(10 points - due by Monday, July 25 at 8:00 PM)
There a number of sites on the web that will generate random YouTube videos for you - for example Random-ize and YT Roulette. Google will find more. Using one of these sites, generate a table of 5 random YouTube videos. Using Random-ize, I generated the following five videos:
I entered the table like so:
| Kid Appropriate | Comment | Link |
| :---: | :---: | :---: |
| N | Language | [link](https://www.youtube.com/watch?v=EovG1QzAL2k) |
| Y | It's *for* kids! | [link](https://www.youtube.com/watch?v=eadOJLjvvC0) |
| Y | | [link](https://www.youtube.com/watch?v=EBM854BTGL0) |
| Y | | [link](https://www.youtube.com/watch?v=WmujtTeoUdA)
| N | kinda gross | [link](https://www.youtube.com/watch?v=U1O2bjD08ZI)
Results
The results are in and I’ve got the data stored in a CSV file:
df = read.csv('https://www.marksmath.org/data/AppropriatenessOfYouTubeVideosForChildren.csv')
df
# Out:
Y N B
1 3 2 0
2 3 1 1
........
15 3 2 0
Each row tallies the results of one post.
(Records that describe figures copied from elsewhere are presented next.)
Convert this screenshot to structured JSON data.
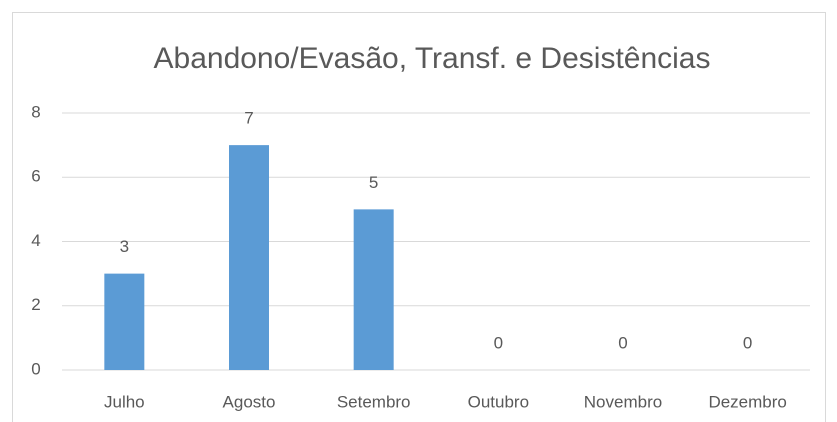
{
  "chart_data": {
    "type": "bar",
    "title": "Abandono/Evasão, Transf. e Desistências",
    "categories": [
      "Julho",
      "Agosto",
      "Setembro",
      "Outubro",
      "Novembro",
      "Dezembro"
    ],
    "values": [
      3,
      7,
      5,
      0,
      0,
      0
    ],
    "color": "#5b9bd5",
    "ylim": [
      0,
      8
    ],
    "yticks": [
      0,
      2,
      4,
      6,
      8
    ],
    "grid": true,
    "data_labels": true
  }
}
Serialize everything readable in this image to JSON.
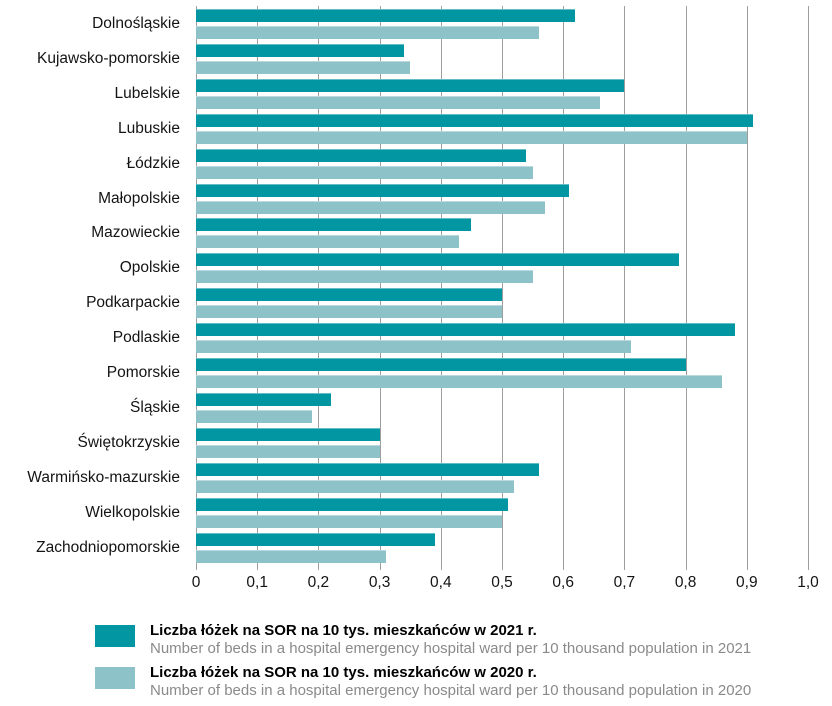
{
  "chart_data": {
    "type": "bar",
    "orientation": "horizontal",
    "title": "",
    "xlabel": "",
    "ylabel": "",
    "xlim": [
      0,
      1.0
    ],
    "x_ticks": [
      0,
      0.1,
      0.2,
      0.3,
      0.4,
      0.5,
      0.6,
      0.7,
      0.8,
      0.9,
      1.0
    ],
    "x_tick_labels": [
      "0",
      "0,1",
      "0,2",
      "0,3",
      "0,4",
      "0,5",
      "0,6",
      "0,7",
      "0,8",
      "0,9",
      "1,0"
    ],
    "grid": "vertical",
    "legend_position": "bottom",
    "categories": [
      "Dolnośląskie",
      "Kujawsko-pomorskie",
      "Lubelskie",
      "Lubuskie",
      "Łódzkie",
      "Małopolskie",
      "Mazowieckie",
      "Opolskie",
      "Podkarpackie",
      "Podlaskie",
      "Pomorskie",
      "Śląskie",
      "Świętokrzyskie",
      "Warmińsko-mazurskie",
      "Wielkopolskie",
      "Zachodniopomorskie"
    ],
    "series": [
      {
        "name": "Liczba łóżek na SOR na 10 tys. mieszkańców w 2021 r.",
        "name_en": "Number of beds in a hospital emergency hospital ward per 10 thousand population in 2021",
        "color": "#0295a2",
        "values": [
          0.62,
          0.34,
          0.7,
          0.91,
          0.54,
          0.61,
          0.45,
          0.79,
          0.5,
          0.88,
          0.8,
          0.22,
          0.3,
          0.56,
          0.51,
          0.39
        ]
      },
      {
        "name": "Liczba łóżek na SOR na 10 tys. mieszkańców w 2020 r.",
        "name_en": "Number of beds in a hospital emergency hospital ward per 10 thousand population in 2020",
        "color": "#8ec2c9",
        "values": [
          0.56,
          0.35,
          0.66,
          0.9,
          0.55,
          0.57,
          0.43,
          0.55,
          0.5,
          0.71,
          0.86,
          0.19,
          0.3,
          0.52,
          0.5,
          0.31
        ]
      }
    ]
  },
  "colors": {
    "series_2021": "#0295a2",
    "series_2020": "#8ec2c9",
    "gridline": "#9e9e9e",
    "axis_text": "#141414",
    "legend_secondary_text": "#8a8a8a",
    "background": "#ffffff"
  }
}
For example, the second row records the results of Audrey’s post who found 3 Ys, 1 N, and 1 B. We can combine these into one overall tally by summing the rows:
colSums(df)
Y N B
45 21 9
Now, suppose we are interested in the following: what proportion of YouTube videos are inappropriate for kids - either clearly inappropriate (with an N) or borderline (with a B). We could ask R for a confidence interval as follows:
d = c(rep(0,45), rep(1,30))
t.test(d)
# Out:
One Sample t-test
data: d
t = 7.0238, df = 74, p-value = 8.876e-10
alternative hypothesis: true mean is not equal to 0
95 percent confidence interval:
0.2865257 0.5134743
sample estimates:
mean of x
0.4
Looks like our 95% confidence interval is from just over a quarter to just over a half.
Additional exercises:
- List any problems you think there might be with our sampling technique.
- Use the basic formulae for confidence intervals to compute the confidence interval directly.